Inclusività o isolamento?
Secondo gli esperti, il certificato di disabilità ha un effetto boomerang sui bambini: il primo rischio è che si pretenda poco da loro e li si lasci privi di stimoli. Un altro rischio è l’isolamento, come evidenzia in un’intervista a Open Raffaello Iosa, ex direttore didattico. “Ogni mattina, tutti i bambini e ragazzi entrano dallo stesso portone di scuola, ma una volta dentro, non vivono la stessa scuola. Alcuni non vanno nell’aula assieme ai compagni, e proliferano le cosiddette Aule H, luoghi separati dove l’insegnante di sostegno assume quasi il ruolo di guardiano”. Non è certo questo il futuro che vogliamo per i nostri figli… “Serve piuttosto un approccio differente che ponga il bambino al centro”, afferma Migliorati. E anche riflettere sull’essere bambini oggi. “Non si lascia loro un momento di relax, al rientro da scuola hanno altre attività da fare.
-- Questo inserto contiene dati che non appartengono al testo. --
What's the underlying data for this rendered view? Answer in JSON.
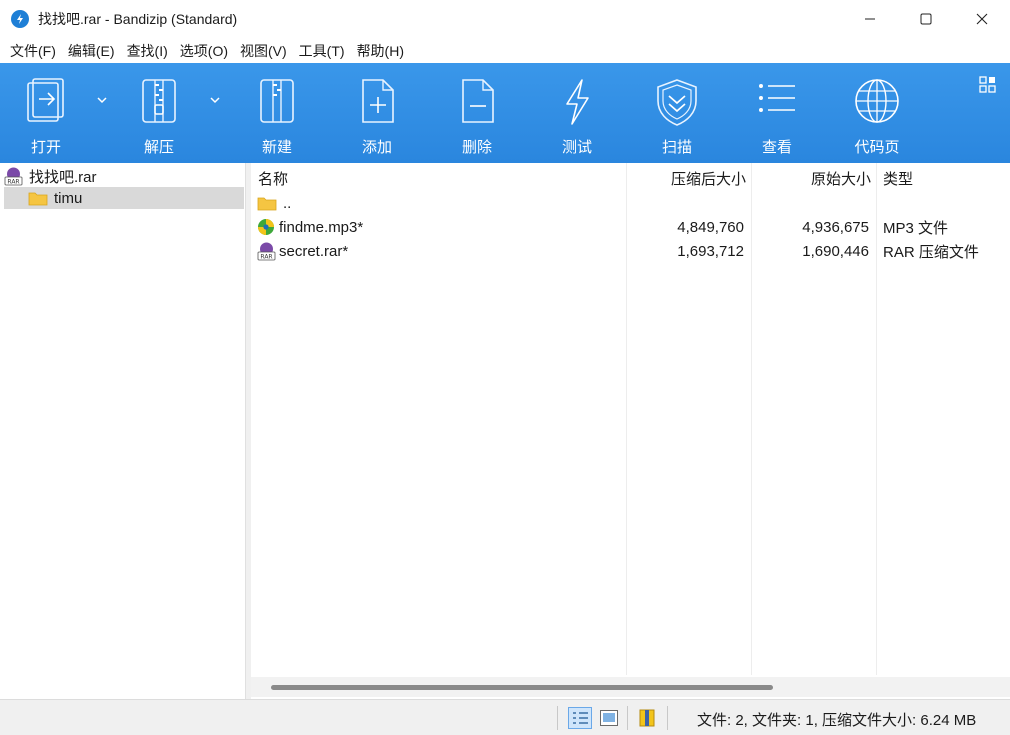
{
  "window": {
    "title": "找找吧.rar - Bandizip (Standard)"
  },
  "menu": [
    "文件(F)",
    "编辑(E)",
    "查找(I)",
    "选项(O)",
    "视图(V)",
    "工具(T)",
    "帮助(H)"
  ],
  "toolbar": {
    "open": "打开",
    "extract": "解压",
    "new": "新建",
    "add": "添加",
    "delete": "删除",
    "test": "测试",
    "scan": "扫描",
    "view": "查看",
    "codepage": "代码页"
  },
  "tree": {
    "root": "找找吧.rar",
    "folder": "timu"
  },
  "columns": {
    "name": "名称",
    "packed": "压缩后大小",
    "original": "原始大小",
    "type": "类型"
  },
  "files": [
    {
      "name": "..",
      "packed": "",
      "original": "",
      "type": ""
    },
    {
      "name": "findme.mp3*",
      "packed": "4,849,760",
      "original": "4,936,675",
      "type": "MP3 文件"
    },
    {
      "name": "secret.rar*",
      "packed": "1,693,712",
      "original": "1,690,446",
      "type": "RAR 压缩文件"
    }
  ],
  "status": {
    "text": "文件: 2, 文件夹: 1, 压缩文件大小: 6.24 MB"
  },
  "colors": {
    "toolbar_blue": "#2f8de4",
    "selection_gray": "#d9d9d9",
    "folder_yellow": "#f5c542"
  }
}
Gli adulti di oggi, che sono i bambini di ieri, hanno avuto l’opportunità di giocare, sporcarsi, anche annoiarsi. Quelli di oggi no. Già alla scuola di infanzia si insegnano prescrittura e prelettura; va bene, ma non si lascia spazio al gioco, che insegna a gestire i conflitti e la diversità. Credo che i bambini stiano lanciando un forte grido di allarme a noi adulti”. E noi abbiamo il dovere di ascoltarlo.